31. Pediatric Heart Transplantation Following Surgery Involving the Pulmonary Arteries

MATTHEW M. COOPER*, LASZLO FUZESI*,

LINDA J. ADDONIZIO*, DAPHNE T. HSU*,

CRAIG R. SMITH* and ERICA. ROSE

New York, New York

A prohibitive perioperative mortality has been previously ascribed to pediatric heart transplantation following palliative surgery for congenital heart disease (CHD) involving the pulmonary arteries. Of 40 children who have undergone heart transplantation at our institution since 1984, 6 (15%; mean age 9 ± 3 years; range 1-18 years) have previously undergone such surgery: first stage Norwood procedure for hypoplastic left heart syndrome (1), right ventricle (RV) to pulmonary artery (PA) conduit for corrected transposition of the great vessels with pulmonary stenosis (PS) (1), Waterston shunt for tricuspid and pulmonary atresia (1), PA banding followed by Fon-tan procedure for univentricular heart with double inlet left ventricle (1), atrial septectomy and PA banding for univentricular heart with mitral atresia (1), and classical Blalock-Taussig shunt for A-V canal with PS (1). All patients were transplanted successfully.

At operation, individualized pulmonary arterial reconstruction was employed including angioplasty (with and without pericardial patches) and use of a previously created RV-PA conduit. All patients had RV-PA gradients postoperatively (mean 17 ± 6 mmHg; range 2-46 mmHg) with a tendency for these gradients to decrease with time. Two patients developed critical RV failure postoperatively, one of whom required support with ex-tracorporeal membrane oxygenation (ECMO).

Techniques borrowed from the repair of congenital cardiac lesions can be applied to subgroups of children undergoing heart transplantation. Additional length of donor aorta and PA should be harvested for possible use in designing PA connections. Previous palliative surgery involving the pulmonary arteries with associated complex PA anatomy is not of itself an insurmountable obstacle to successful heart transplantation.

*By Invitation


32. Intermediate Term Results of Infant Orthotopic Cardiac Transplantation From Two Centers

CARL L. BACKER*, VINCENT R. ZALES*,

HAROLD L. HARRISON*, FAROUK S. IDRISS

and CONSTANTINE MAVROUDIS

Chicago, Illinois

Infant orthotopic cardiac transplantation (OCT) has been established for patients with conventionally untreatable forms of congenital heart disease.

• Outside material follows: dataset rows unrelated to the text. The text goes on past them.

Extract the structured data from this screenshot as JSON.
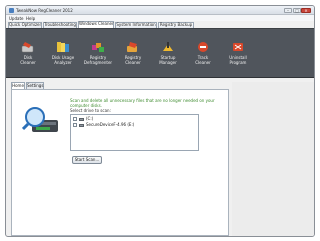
{
  "window": {
    "title": "TweakNow RegCleaner 2012"
  },
  "menu": [
    "Update",
    "Help"
  ],
  "top_tabs": [
    "Quick Optimizer",
    "Troubleshooting",
    "Windows Cleaner",
    "System Information",
    "Registry Backup"
  ],
  "active_top_tab": "Windows Cleaner",
  "tools": [
    {
      "label": "Disk\nCleaner",
      "icon": "disk-cleaner-icon"
    },
    {
      "label": "Disk Usage\nAnalyzer",
      "icon": "disk-usage-analyzer-icon"
    },
    {
      "label": "Registry\nDefragmenter",
      "icon": "registry-defragmenter-icon"
    },
    {
      "label": "Registry\nCleaner",
      "icon": "registry-cleaner-icon"
    },
    {
      "label": "Startup\nManager",
      "icon": "startup-manager-icon"
    },
    {
      "label": "Track\nCleaner",
      "icon": "track-cleaner-icon"
    },
    {
      "label": "Uninstall\nProgram",
      "icon": "uninstall-program-icon"
    }
  ],
  "sub_tabs": [
    "Home",
    "Settings"
  ],
  "active_sub_tab": "Home",
  "panel": {
    "heading": "Scan and delete all unnecessary files that are no longer needed on your computer disks.",
    "select_label": "Select drive to scan:",
    "drives": [
      {
        "label": "(C:)",
        "checked": false
      },
      {
        "label": "SecureDeviceF-4.96 (E:)",
        "checked": false
      }
    ],
    "button": "Start Scan..."
  },
  "colors": {
    "ribbon": "#50555c",
    "heading_text": "#3d8a2e",
    "close_button": "#c9453a"
  }
}
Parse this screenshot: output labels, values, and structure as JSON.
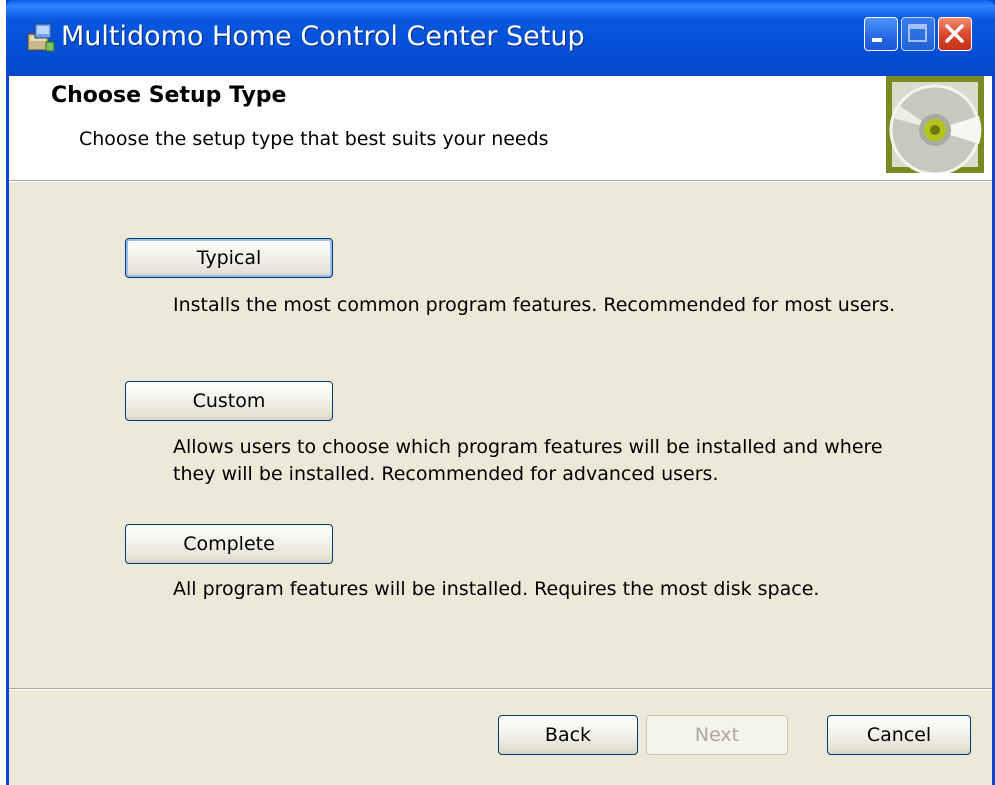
{
  "window": {
    "title": "Multidomo Home Control Center Setup",
    "title_icon": "installer-icon",
    "controls": [
      "minimize-icon",
      "maximize-icon",
      "close-icon"
    ]
  },
  "header": {
    "title": "Choose Setup Type",
    "subtitle": "Choose the setup type that best suits your needs",
    "banner_icon": "cd-disc-icon"
  },
  "options": {
    "typical": {
      "label": "Typical",
      "description": "Installs the most common program features. Recommended for most users."
    },
    "custom": {
      "label": "Custom",
      "description_line1": "Allows users to choose which program features will be installed and where",
      "description_line2": "they will be installed. Recommended for advanced users."
    },
    "complete": {
      "label": "Complete",
      "description": "All program features will be installed. Requires the most disk space."
    }
  },
  "footer": {
    "back_label": "Back",
    "next_label": "Next",
    "next_disabled": true,
    "cancel_label": "Cancel"
  },
  "colors": {
    "titlebar": "#0a50d8",
    "dialog_background": "#ece9d8",
    "header_background": "#ffffff",
    "banner_frame": "#7b8a1e",
    "disabled_text": "#aca899"
  }
}
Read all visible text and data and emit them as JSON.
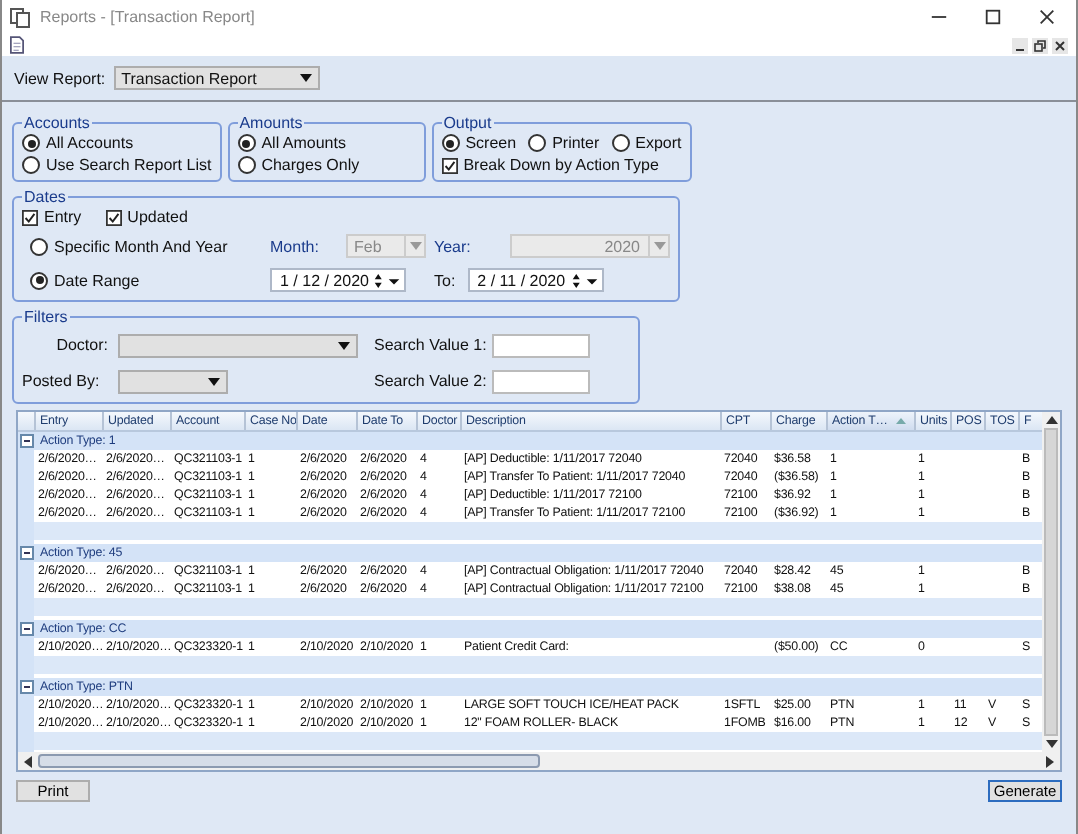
{
  "window": {
    "title": "Reports - [Transaction Report]"
  },
  "view_report": {
    "label": "View Report:",
    "value": "Transaction Report"
  },
  "accounts": {
    "title": "Accounts",
    "options": [
      {
        "label": "All Accounts",
        "selected": true
      },
      {
        "label": "Use Search Report List",
        "selected": false
      }
    ]
  },
  "amounts": {
    "title": "Amounts",
    "options": [
      {
        "label": "All Amounts",
        "selected": true
      },
      {
        "label": "Charges Only",
        "selected": false
      }
    ]
  },
  "output": {
    "title": "Output",
    "options": [
      {
        "label": "Screen",
        "selected": true
      },
      {
        "label": "Printer",
        "selected": false
      },
      {
        "label": "Export",
        "selected": false
      }
    ],
    "break_down": {
      "label": "Break Down by Action Type",
      "checked": true
    }
  },
  "dates": {
    "title": "Dates",
    "checks": [
      {
        "label": "Entry",
        "checked": true
      },
      {
        "label": "Updated",
        "checked": true
      }
    ],
    "modes": [
      {
        "label": "Specific Month And Year",
        "selected": false
      },
      {
        "label": "Date Range",
        "selected": true
      }
    ],
    "month": {
      "label": "Month:",
      "value": "Feb",
      "disabled": true
    },
    "year": {
      "label": "Year:",
      "value": "2020",
      "disabled": true
    },
    "from": "1 / 12 / 2020",
    "to_label": "To:",
    "to": "2 / 11 / 2020"
  },
  "filters": {
    "title": "Filters",
    "doctor": {
      "label": "Doctor:"
    },
    "posted_by": {
      "label": "Posted By:"
    },
    "search_1": {
      "label": "Search Value 1:"
    },
    "search_2": {
      "label": "Search Value 2:"
    }
  },
  "table": {
    "columns": [
      {
        "label": "Entry",
        "sorted": false
      },
      {
        "label": "Updated",
        "sorted": false
      },
      {
        "label": "Account",
        "sorted": false
      },
      {
        "label": "Case No",
        "sorted": false
      },
      {
        "label": "Date",
        "sorted": false
      },
      {
        "label": "Date To",
        "sorted": false
      },
      {
        "label": "Doctor",
        "sorted": false
      },
      {
        "label": "Description",
        "sorted": false
      },
      {
        "label": "CPT",
        "sorted": false
      },
      {
        "label": "Charge",
        "sorted": false
      },
      {
        "label": "Action T…",
        "sorted": true
      },
      {
        "label": "Units",
        "sorted": false
      },
      {
        "label": "POS",
        "sorted": false
      },
      {
        "label": "TOS",
        "sorted": false
      },
      {
        "label": "F",
        "sorted": false
      }
    ],
    "groups": [
      {
        "label": "Action Type: 1",
        "expanded": true,
        "rows": [
          [
            "2/6/2020…",
            "2/6/2020…",
            "QC321103-1",
            "1",
            "2/6/2020",
            "2/6/2020",
            "4",
            "[AP] Deductible: 1/11/2017 72040",
            "72040",
            "$36.58",
            "1",
            "1",
            null,
            null,
            "B"
          ],
          [
            "2/6/2020…",
            "2/6/2020…",
            "QC321103-1",
            "1",
            "2/6/2020",
            "2/6/2020",
            "4",
            "[AP] Transfer To Patient: 1/11/2017 72040",
            "72040",
            "($36.58)",
            "1",
            "1",
            null,
            null,
            "B"
          ],
          [
            "2/6/2020…",
            "2/6/2020…",
            "QC321103-1",
            "1",
            "2/6/2020",
            "2/6/2020",
            "4",
            "[AP] Deductible: 1/11/2017 72100",
            "72100",
            "$36.92",
            "1",
            "1",
            null,
            null,
            "B"
          ],
          [
            "2/6/2020…",
            "2/6/2020…",
            "QC321103-1",
            "1",
            "2/6/2020",
            "2/6/2020",
            "4",
            "[AP] Transfer To Patient: 1/11/2017 72100",
            "72100",
            "($36.92)",
            "1",
            "1",
            null,
            null,
            "B"
          ]
        ]
      },
      {
        "label": "Action Type: 45",
        "expanded": true,
        "rows": [
          [
            "2/6/2020…",
            "2/6/2020…",
            "QC321103-1",
            "1",
            "2/6/2020",
            "2/6/2020",
            "4",
            "[AP] Contractual Obligation: 1/11/2017 72040",
            "72040",
            "$28.42",
            "45",
            "1",
            null,
            null,
            "B"
          ],
          [
            "2/6/2020…",
            "2/6/2020…",
            "QC321103-1",
            "1",
            "2/6/2020",
            "2/6/2020",
            "4",
            "[AP] Contractual Obligation: 1/11/2017 72100",
            "72100",
            "$38.08",
            "45",
            "1",
            null,
            null,
            "B"
          ]
        ]
      },
      {
        "label": "Action Type: CC",
        "expanded": true,
        "rows": [
          [
            "2/10/2020…",
            "2/10/2020…",
            "QC323320-1",
            "1",
            "2/10/2020",
            "2/10/2020",
            "1",
            "Patient Credit Card:",
            null,
            "($50.00)",
            "CC",
            "0",
            null,
            null,
            "S"
          ]
        ]
      },
      {
        "label": "Action Type: PTN",
        "expanded": true,
        "rows": [
          [
            "2/10/2020…",
            "2/10/2020…",
            "QC323320-1",
            "1",
            "2/10/2020",
            "2/10/2020",
            "1",
            "LARGE SOFT TOUCH ICE/HEAT PACK",
            "1SFTL",
            "$25.00",
            "PTN",
            "1",
            "11",
            "V",
            "S"
          ],
          [
            "2/10/2020…",
            "2/10/2020…",
            "QC323320-1",
            "1",
            "2/10/2020",
            "2/10/2020",
            "1",
            "12\" FOAM ROLLER- BLACK",
            "1FOMB",
            "$16.00",
            "PTN",
            "1",
            "12",
            "V",
            "S"
          ]
        ]
      }
    ]
  },
  "buttons": {
    "print": "Print",
    "generate": "Generate"
  }
}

The purpose of this study is to review the combined experience and intermediate term results of infant OCT from Children's Memorial Hospital, Chicago, and Kosair Children's Hospital, Louisville.

From June 1986 through October 1989, 17 OCT were performed in 16 patients. Fourteen had variants of hypoplastic left heart syndrome, 1 had anomalous origin of the left coronary artery. One patient with severe endocardia! fibroelastosis had extracorporeal membrane oxygenation as a bridge to transplantation. Immunosuppression included Cyclosporine, Im-uran and corticosteroids with an effort to wean the steroids by 6 months to 2 years.

Three early deaths resulted from technical errors in 2, and rejection in 1 patient at 3 days. Technical refinements to decrease the ischemic time have improved operative results. Two late deaths occurred, one at 2 months from rejection and one unexplained at 14 months. The remaining 11 patients are surviving 5 to 40 months (mean 14 months) after 12 transplants. Rejection surveillance in the first 6 months continues by clinical signs supplemented by echocardiography, EKG, and cell cycle analysis; endomyocardial biopsy is used after 6 months of age. Twelve episodes of suspected rejection in 8 patients were treated with I.V. Solumedrol in all and OKT3 rescue therapy in 2. One patient underwent successful retransplantation at 15 months for chronic rejection. Serious post-transplant infections including endocarditis, meningitis, and colonic perforation were successfully treated in 3 patients. Subjectively, their quality of life is excellent as documented by normal growth and developmental milestones and a low hospital readmission rate (< 2 episodes per patient per year).

These encouraging intermediate term results warrant continued application of infant OCT for severe forms of congenital heart disease.